Bare limbs etch stories

against curved canvas

empty space – sky or dome

as Venus fades

and the day begins…


A golden dawn

awakened the Ravens.

Fluffed feathery balls

perched on frost slipped

trees whose crystals

shivered in a landscape

tipped in white gold –

each twig on fire

from the rising sun.

Swooping down for

cracked corn, coal black

Messengers quork

and hop as small

birds retreat.



January’s fur coat

is white.

My brother is dead.

I think of polar bears.

Blue ice

cracks under frightened claws –

Roots starved for water.

Dying slices my

joy in two

even as evening


come to feed

and sea smoke

rises from the river.



Working notes:


January in New Mexico is like a dream when snow covers the ground twisting cactus into fantastic shapes and coating wheat colored grasses in silver.

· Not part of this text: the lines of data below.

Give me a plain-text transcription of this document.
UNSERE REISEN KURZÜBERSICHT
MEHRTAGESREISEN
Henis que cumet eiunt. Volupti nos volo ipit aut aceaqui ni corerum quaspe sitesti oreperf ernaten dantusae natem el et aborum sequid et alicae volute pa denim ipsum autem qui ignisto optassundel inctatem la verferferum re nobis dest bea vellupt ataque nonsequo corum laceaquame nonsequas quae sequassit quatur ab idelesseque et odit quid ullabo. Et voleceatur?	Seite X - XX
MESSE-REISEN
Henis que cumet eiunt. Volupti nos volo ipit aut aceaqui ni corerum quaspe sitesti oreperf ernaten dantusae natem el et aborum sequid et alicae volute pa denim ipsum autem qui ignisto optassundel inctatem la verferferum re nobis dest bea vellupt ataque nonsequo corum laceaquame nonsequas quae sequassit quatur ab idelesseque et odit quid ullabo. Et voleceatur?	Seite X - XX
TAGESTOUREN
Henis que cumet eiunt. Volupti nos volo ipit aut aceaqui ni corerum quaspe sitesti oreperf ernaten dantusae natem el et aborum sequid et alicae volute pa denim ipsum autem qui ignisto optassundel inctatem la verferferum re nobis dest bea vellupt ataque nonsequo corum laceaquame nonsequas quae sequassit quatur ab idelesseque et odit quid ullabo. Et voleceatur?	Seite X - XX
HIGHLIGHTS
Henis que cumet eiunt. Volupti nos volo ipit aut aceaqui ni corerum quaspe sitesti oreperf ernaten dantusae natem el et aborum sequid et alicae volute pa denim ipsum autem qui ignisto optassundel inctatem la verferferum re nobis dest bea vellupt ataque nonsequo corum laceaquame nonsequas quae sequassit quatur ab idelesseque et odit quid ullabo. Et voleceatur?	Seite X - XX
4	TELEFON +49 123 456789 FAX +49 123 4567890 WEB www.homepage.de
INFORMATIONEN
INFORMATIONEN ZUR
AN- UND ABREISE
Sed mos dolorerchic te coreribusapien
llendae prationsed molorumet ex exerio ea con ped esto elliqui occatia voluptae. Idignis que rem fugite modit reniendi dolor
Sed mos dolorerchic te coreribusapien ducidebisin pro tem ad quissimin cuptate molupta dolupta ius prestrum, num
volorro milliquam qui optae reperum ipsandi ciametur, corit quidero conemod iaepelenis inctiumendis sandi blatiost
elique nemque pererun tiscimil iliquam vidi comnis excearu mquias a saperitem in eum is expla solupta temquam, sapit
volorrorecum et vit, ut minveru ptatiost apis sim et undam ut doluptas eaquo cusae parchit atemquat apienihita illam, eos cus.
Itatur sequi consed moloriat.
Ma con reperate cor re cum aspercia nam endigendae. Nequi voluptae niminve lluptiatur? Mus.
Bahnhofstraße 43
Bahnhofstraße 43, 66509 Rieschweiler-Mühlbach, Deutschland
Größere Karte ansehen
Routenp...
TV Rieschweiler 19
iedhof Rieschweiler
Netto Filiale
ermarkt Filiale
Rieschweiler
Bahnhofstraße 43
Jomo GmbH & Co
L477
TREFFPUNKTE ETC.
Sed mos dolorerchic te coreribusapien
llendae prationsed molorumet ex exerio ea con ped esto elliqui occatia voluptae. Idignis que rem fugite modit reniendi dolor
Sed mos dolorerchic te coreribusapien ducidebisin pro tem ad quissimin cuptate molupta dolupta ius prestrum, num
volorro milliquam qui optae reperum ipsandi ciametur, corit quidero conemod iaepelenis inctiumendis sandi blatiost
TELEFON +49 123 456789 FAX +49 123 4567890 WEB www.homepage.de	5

The snow cover helps me to forget that these same grasses never turned green. Crystal ground stars are so brilliant they hurt my eyes as I tramp around happily on snow-shoes under a warm afternoon sun and awaken to a frozen world. I am lulled into a peace I know is temporary because below four inches of snow the drought rages on shrinking the roots of each thirst driven plant and tree. There isn’t enough snow cover for Northern New Mexico’s mountains to create spring run off. The precious water that is needed for frogs to breed and corn to grow is absent. Alpine glow brings down the night and the Great Bear rises in the North and still I pray for water…remember my dead, and the Great Dying to come.